第44話

「ぼくのおとーさん?」

『……そうだ。私はお前の父親、魔王ルエル様の四天王が一人、土の四天王である土龍のランドルフだ』

「ランドルフ様……うぅ、お会いしたかったです……!」



 クレアが涙をポロポロと流し、アイリーンが胴体を優しい笑みを浮かべながら撫でる中、リンはランドルフに話しかけた。



「ランドルフ、お前さんがこの消失現象に巻き込まれたのはここに来てすぐの事なのかぃ?」

『そうだ。ラミノの近くに拠点を作り、この地を初めに侵略しようとしたのだが、街に来た瞬間に強き力の波動を感じ、気づいた時には街や住民達と共にこのような目に遭っていた。初めは私も住民達も変化には気づかず、争いあってはいたのだが、お互いに一切傷つく事もなく空腹や渇きを感じる事もなかったため、これは争いあっている場合ではないと考え、協力する事にしたのだ』

「やはりお前もそうだったか! 俺とマリアもそうだったぞ!」

「こればかりは仕方ないわ。それで、どこに拠点を作ったの? 私は海底に、アーヴィングは炎の結界の中に作ったけれど」

『私は土の四天王。当然、この下だ』



 ランドルフは前足で地面を叩く。



「なるほど、地中ですか。ですが、流石に移動する手段はあるのですよね?」

『無論だ。

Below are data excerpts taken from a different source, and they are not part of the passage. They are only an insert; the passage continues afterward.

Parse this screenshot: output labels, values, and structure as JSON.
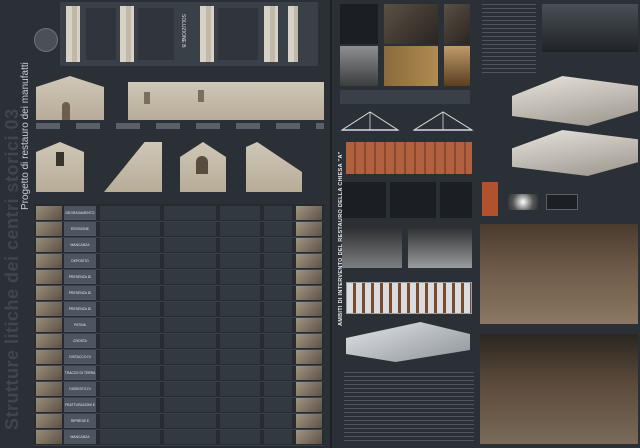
{
  "left_sheet": {
    "big_title": "Strutture litiche dei centri storici 03",
    "subtitle": "Progetto di restauro dei manufatti",
    "solution_label": "SOLUZIONE B",
    "table_rows": [
      "DEGRADAMENTO",
      "EROSIONE",
      "MANCANZA",
      "DEPOSITO SUPERFICIALE",
      "PRESENZA DI VEGETAZIONE",
      "PRESENZA DI VEGETAZIONE INFESTANTE",
      "PRESENZA DI VEGETAZIONE E ORGANISMI",
      "PATINA",
      "CROSTA",
      "DISTACCO DI ELEMENTI",
      "TRACCE DI TERRA",
      "DISSESTO DI MURATURA",
      "FRATTURAZIONI E FESSURAZIONI",
      "RIPRESE E SUPERFICI DI MALTA",
      "MANCANZA"
    ]
  },
  "right_sheet": {
    "title": "AMBITI DI INTERVENTO DEL RESTAURO DELLA CHIESA \"A\""
  },
  "colors": {
    "background": "#2b3036",
    "stone": "#cfc7b7",
    "roof": "#a95c3b"
  }
}
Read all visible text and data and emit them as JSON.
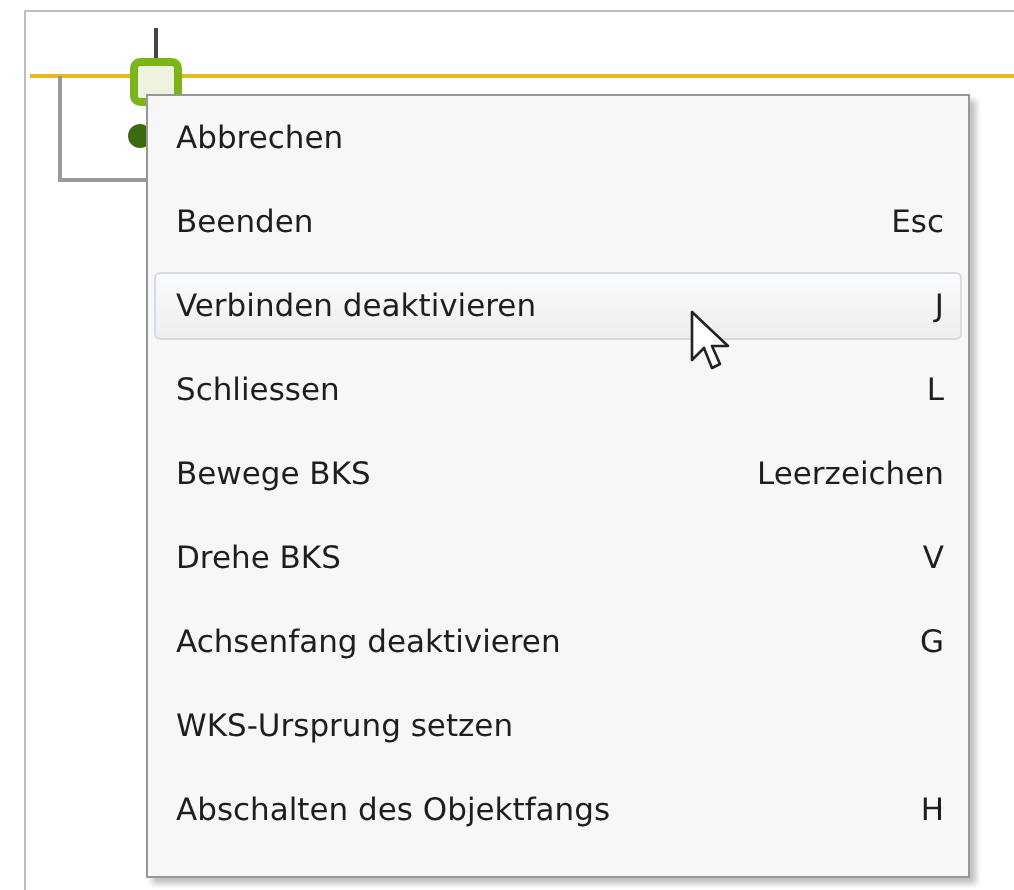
{
  "context_menu": {
    "items": [
      {
        "label": "Abbrechen",
        "selected": false
      },
      {
        "label": "Beenden",
        "shortcut": "Esc",
        "selected": false
      },
      {
        "label": "Verbinden deaktivieren",
        "shortcut": "J",
        "selected": true
      },
      {
        "label": "Schliessen",
        "shortcut": "L",
        "selected": false
      },
      {
        "label": "Bewege BKS",
        "shortcut": "Leerzeichen",
        "selected": false
      },
      {
        "label": "Drehe BKS",
        "shortcut": "V",
        "selected": false
      },
      {
        "label": "Achsenfang deaktivieren",
        "shortcut": "G",
        "selected": false
      },
      {
        "label": "WKS-Ursprung setzen",
        "selected": false
      },
      {
        "label": "Abschalten des Objektfangs",
        "shortcut": "H",
        "selected": false
      }
    ]
  }
}
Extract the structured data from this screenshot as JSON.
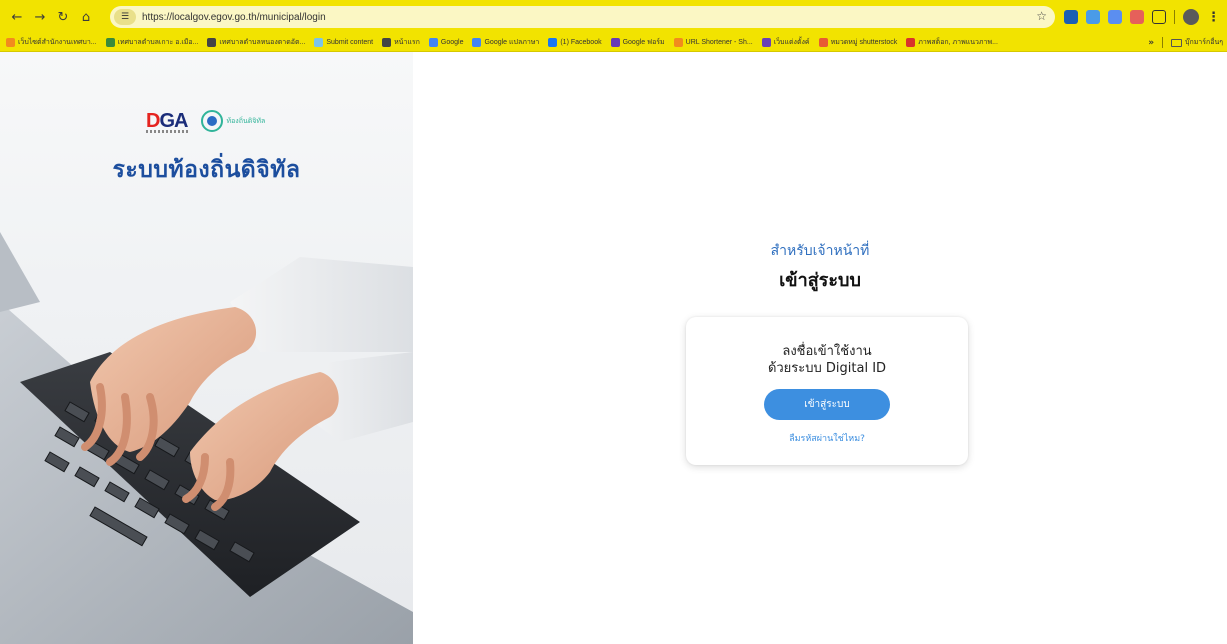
{
  "browser": {
    "url": "https://localgov.egov.go.th/municipal/login",
    "bookmarks": [
      {
        "label": "เว็บไซต์สำนักงานเทศบา...",
        "color": "#f28b1d"
      },
      {
        "label": "เทศบาลตำบลเกาะ อ.เมือ...",
        "color": "#3a8a3a"
      },
      {
        "label": "เทศบาลตำบลหนองตาดอัต...",
        "color": "#444444"
      },
      {
        "label": "Submit content",
        "color": "#7cc4e8"
      },
      {
        "label": "หน้าแรก",
        "color": "#444444"
      },
      {
        "label": "Google",
        "color": "#4285f4"
      },
      {
        "label": "Google แปลภาษา",
        "color": "#4285f4"
      },
      {
        "label": "(1) Facebook",
        "color": "#1877f2"
      },
      {
        "label": "Google ฟอร์ม",
        "color": "#673ab7"
      },
      {
        "label": "URL Shortener - Sh...",
        "color": "#f28b1d"
      },
      {
        "label": "เว็บแต่งตั้งค์",
        "color": "#6a3fb5"
      },
      {
        "label": "หมวดหมู่ shutterstock",
        "color": "#e85c33"
      },
      {
        "label": "ภาพสต็อก, ภาพแนวภาพ...",
        "color": "#d9342b"
      }
    ],
    "other_bookmarks": "บุ๊กมาร์กอื่นๆ",
    "more_label": "»"
  },
  "left": {
    "dga_letters": [
      "D",
      "G",
      "A"
    ],
    "local_logo_text": "ท้องถิ่นดิจิทัล",
    "system_title": "ระบบท้องถิ่นดิจิทัล"
  },
  "login": {
    "for_staff": "สำหรับเจ้าหน้าที่",
    "title": "เข้าสู่ระบบ",
    "card_line1": "ลงชื่อเข้าใช้งาน",
    "card_line2": "ด้วยระบบ Digital ID",
    "login_button": "เข้าสู่ระบบ",
    "forgot_password": "ลืมรหัสผ่านใช่ไหม?"
  },
  "colors": {
    "chrome": "#f2e300",
    "accent": "#3d8fe0",
    "title_blue": "#1c4e9e"
  }
}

近くにポータルを作ってある。そこから移動は出来るはずだが……』

「この件の黒幕がポータルをそのまま残してるとは思えないわね。さて、どうしたもんかしら」

「んじゃ、ちっとおもしれぇ奴らに探してきてもらうかね」



 リンは夜行の書を取り出すと、開いたページに手を置いた。すると、幾つかの光の珠が夜行の書から現れ、それらは二体の巨体の蜘蛛の姿に変わった。



「ひっ!?」

「かっかっか! 土蜘蛛や女郎蜘蛛の姿は初見では驚くわな! よう、おめぇら。ちょいと力を貸してくれねぇかぃ?」

「それは構わんが」

「私達に力を借りるって事は結構人手が必要な事なのかい?」



 リンはどこからかキセルを取り出すと、指をパチンと鳴らして火をつけ、気持ち良さそうにタバコを吸った。



「はあー……そうだ。土蜘蛛と女郎蜘蛛は子蜘蛛を操って色々な事が出来るからな。なんか変わったものがねぇか調べてきてほしいんだよ」

「また具体的ではない物言いだな。だが、良いだろう。女郎蜘蛛、やるぞ」

「あいよ。さあ子供達、探しといで」



 土蜘蛛と女郎蜘蛛の体から多くの子蜘蛛が現れ、地面を黒く染めながら移動していくと、アイリーンとマリア、そしてクレアはその光景に口を押さえた。



「う……手伝っていただいているのはわかっているのですが……」

「この光景、結構気持ち悪いわね……」

「お二人とも、申し訳ありません……」

「構わん。誰しも得手不得手はあるでな」

「そうね。さて、そろそろ何か見つけそうだけど」



 女郎蜘蛛が辺りを見回していると、土蜘蛛は何かに気づいた様子で耳を澄ませた。



「ふむ……そうか」

「土蜘蛛、見つけたかぃ?」

「そのようだ。行くぞ、お前達」

「はいよ。ランドルフ、ちょいと待っといてくれや」

『わかった。皆、気をつけていってきてくれ』



 ランドルフの言葉に頷いた後、リン達は土蜘蛛の案内に従って歩き始めた。